With Empire, Incorporated, Stern expands his horizons to the full gamut of British ‘company-states’, from English charter companies in Ireland and Australia to the Western Hemisphere. He shows how joint-stock corporations assembled and coordinated resources to deliver riches to metropolitan investors. They were vital players in the centuries of global confrontation between the West and the rest of the world, described variously as imperialism versus anti-colonialism, developed versus developing countries, liberal democracy versus the rest, core versus periphery, and the North–South conflict.

As others before Stern have shown, the advantage of the joint-stock corporation was that it could draw funds from a wide array of people while tolerating risk and loss. This entity had an independent legal personality that could live forever and accumulate rights, property and immunities unavailable to human beings. It had rights but few obligations; transferable shares; a separation between owners and managers; and limited liability. Stern examines its similarity to organisations that preceded it in the late medieval world – not just commercial institutions but also civic ones, like universities and municipalities, and religious ones. He shows the philosophical connection to the concept of a universal Church incorporated in the body (‘corpus’) of Christ. Like the Church, the business corporation consists of individuals and is also an entity in its own right. Medieval jurists recognised that this form of ‘associational life’ could be used to legitimise the sovereignty of the Crown, which could thus be conceived of as possessing two bodies: the natural, mortal body of the monarch; and the corporate and permanent body of the monarchy. Unlike kings and governments, however, venture colonial companies had no dignity to violate and no national flag to dishonour. They could make diplomatic compromises that were sometimes outside the scope of governments, especially great powers, whose prestige and credibility might otherwise result in a crushing display of force or a refusal to back down.

Stern’s analysis reveals that today’s tech titans – from Alphabet to Amazon and Microsoft to Meta – act like states in regulating and administering their territories. Of course, they lack the direct coercive ability of the British East India Company, which had an armed force of more than 200,000 troops – twice the size of the United Kingdom’s. But, as we have seen, they rely on the United States and some other governments to negotiate and enforce international trade and investment agreements that have given them global reach and effective control over food, finance, communications, entertainment and much more. Empire, Incorporated calls to mind the observation of the late structural macroeconomist, Lance Taylor: ‘In the long run, there are no laissez-faire transitions to modern economic growth. The state has always intervened to create a capitalist class, and then it has to regulate the capitalist class, and then the state has to worry about being taken over by the capitalist class, but the state has always been there.’

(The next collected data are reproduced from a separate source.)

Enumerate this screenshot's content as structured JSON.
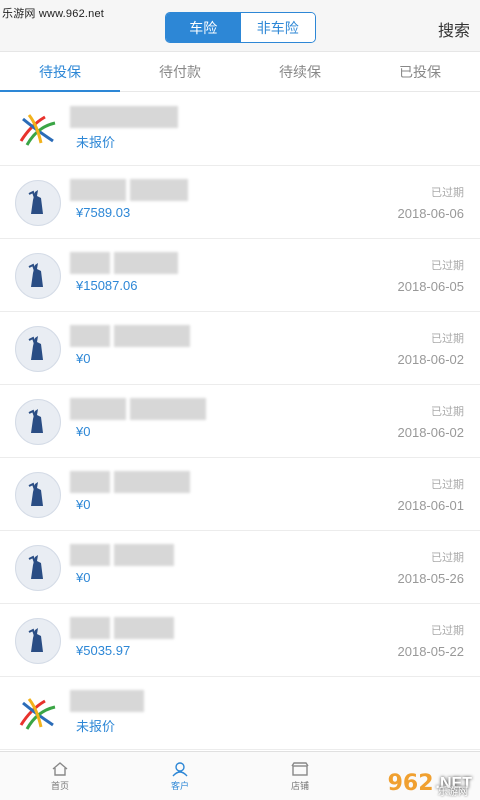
{
  "watermark": "乐游网 www.962.net",
  "header": {
    "segment": [
      "车险",
      "非车险"
    ],
    "search_label": "搜索"
  },
  "tabs": [
    "待投保",
    "待付款",
    "待续保",
    "已投保"
  ],
  "rows": [
    {
      "logo": "colorful-x-logo",
      "amount": "未报价",
      "status": "",
      "date": ""
    },
    {
      "logo": "statue-of-liberty-logo",
      "amount": "¥7589.03",
      "status": "已过期",
      "date": "2018-06-06"
    },
    {
      "logo": "statue-of-liberty-logo",
      "amount": "¥15087.06",
      "status": "已过期",
      "date": "2018-06-05"
    },
    {
      "logo": "statue-of-liberty-logo",
      "amount": "¥0",
      "status": "已过期",
      "date": "2018-06-02"
    },
    {
      "logo": "statue-of-liberty-logo",
      "amount": "¥0",
      "status": "已过期",
      "date": "2018-06-02"
    },
    {
      "logo": "statue-of-liberty-logo",
      "amount": "¥0",
      "status": "已过期",
      "date": "2018-06-01"
    },
    {
      "logo": "statue-of-liberty-logo",
      "amount": "¥0",
      "status": "已过期",
      "date": "2018-05-26"
    },
    {
      "logo": "statue-of-liberty-logo",
      "amount": "¥5035.97",
      "status": "已过期",
      "date": "2018-05-22"
    },
    {
      "logo": "colorful-x-logo",
      "amount": "未报价",
      "status": "",
      "date": ""
    }
  ],
  "bottomnav": [
    {
      "icon": "home-icon",
      "label": "首页"
    },
    {
      "icon": "customer-icon",
      "label": "客户"
    },
    {
      "icon": "store-icon",
      "label": "店铺"
    },
    {
      "icon": "",
      "label": ""
    }
  ],
  "corner_watermark": {
    "num": "962",
    "net": ".NET",
    "sub": "乐游网"
  },
  "colors": {
    "accent": "#2d87d6"
  }
}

Just how to deal with multinational corporations is a critical issue in today’s age of environmental upheaval, labour insecurity, global supply chains, and emerging technologies such as machine learning or artificial intelligence. Stern’s study shows how closely integrated these public–private partnerships have been over time. It offers a deep analysis of the structure of the modern corporation and the ways it has been linked with political power to increase its economic heft.